Background: HIV prevalence among men who have sex with men (MSM) in Ghana is 18.1% as compared to 1.6% in the general population. Pre-exposure Prophylaxis (PrEP) is recommended by the World Health Organization (WHO) for people who are HIV-negative and at high risk of acquiring HIV. Since PrEP introduction in Ghana in 2020, little is known nationally about the level of awareness, uptake, and willingness to take PrEP among MSM. This study aims to generate estimates on PrEP awareness, uptake and willingness to use among MSM in Ghana.

Methods: We conducted a bio-behavioral survey among MSM aged 18 years and above in all the 10 traditional regions in Ghana from August 2022 to July 2023 using respondent-driven sampling (RDS). RDS-Analyst was used to compute weights based on the participants' network. Data analysis was restricted to MSM who were HIV-negative and sexually active to estimate the prevalence of awareness, willingness, and uptake of PrEP. A multivariable logistic regression model was used to assess the factors influencing these outcomes.

Results: Out of the 3,420 total MSM surveyed, 2,627 were HIV negative and were included in the analysis, Out of which 44.5% (95% CI: 42.0-47.0) were aware of PrEP, 90.4% (95% CI: 88.0-92.3) were willing to take PrEP and 17.8% (95% CI: 16.0 - 19.8) had ever taken PrEP. In the regression analyses, PrEP awareness was 5-fold higher among those who completed tertiary education (aOR: 5.56, 95% CI: 2.87-10.78, p < 0.001) and 4-fold among those who interacted with peer educators (aOR: 3.78, 95% CI: 2.52-5.67, p < 0.001).

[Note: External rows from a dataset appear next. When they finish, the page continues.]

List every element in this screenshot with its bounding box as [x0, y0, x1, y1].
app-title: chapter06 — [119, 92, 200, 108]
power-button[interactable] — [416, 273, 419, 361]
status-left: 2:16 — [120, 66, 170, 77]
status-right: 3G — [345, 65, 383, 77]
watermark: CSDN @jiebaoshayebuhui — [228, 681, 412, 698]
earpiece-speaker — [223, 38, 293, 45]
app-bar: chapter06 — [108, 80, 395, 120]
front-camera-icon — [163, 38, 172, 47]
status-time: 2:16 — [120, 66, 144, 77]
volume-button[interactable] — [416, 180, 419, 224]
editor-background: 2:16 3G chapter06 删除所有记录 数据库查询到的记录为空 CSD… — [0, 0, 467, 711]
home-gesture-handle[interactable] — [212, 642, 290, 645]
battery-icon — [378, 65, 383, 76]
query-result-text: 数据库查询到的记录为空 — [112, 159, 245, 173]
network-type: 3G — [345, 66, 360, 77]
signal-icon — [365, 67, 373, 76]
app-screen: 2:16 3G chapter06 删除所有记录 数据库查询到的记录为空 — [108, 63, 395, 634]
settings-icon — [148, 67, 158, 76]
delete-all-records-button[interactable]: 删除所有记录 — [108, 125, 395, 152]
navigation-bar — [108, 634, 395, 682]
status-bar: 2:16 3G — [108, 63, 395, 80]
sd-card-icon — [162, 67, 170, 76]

In terms of uptake, the odds were almost 9 times among those who had experienced forced sex (aOR: 8.88, 95% CI: 1.42-55.47, p = 0.02). MSM aged 25-34 were less willing to take PrEP (aOR:0.21, 95% CI 0.07-0.65, p = 0.006) and PrEP use was also less likely among those who consumed high alcohol (aOR:0.42, 95% CI 0.19-0.92, p = 0.03) and never tested for HIV (aOR: 0.44, 95% CI" 0.25-0.88, p = 0.017).

Conclusion: In Ghana, awareness and willingness to take PrEP to prevent HIV is high, but uptake is low. These results highlight the need for interventions to improve the overall uptake of PrEP among MSM in Ghana, especially among those aged 25-34, high alcohol consumers and those who have never screened for HV. Effective implementation of these findings into the national policies can enhance access and encourage PrEP use, ultimately reducing HIV incidence in Ghana among MSM.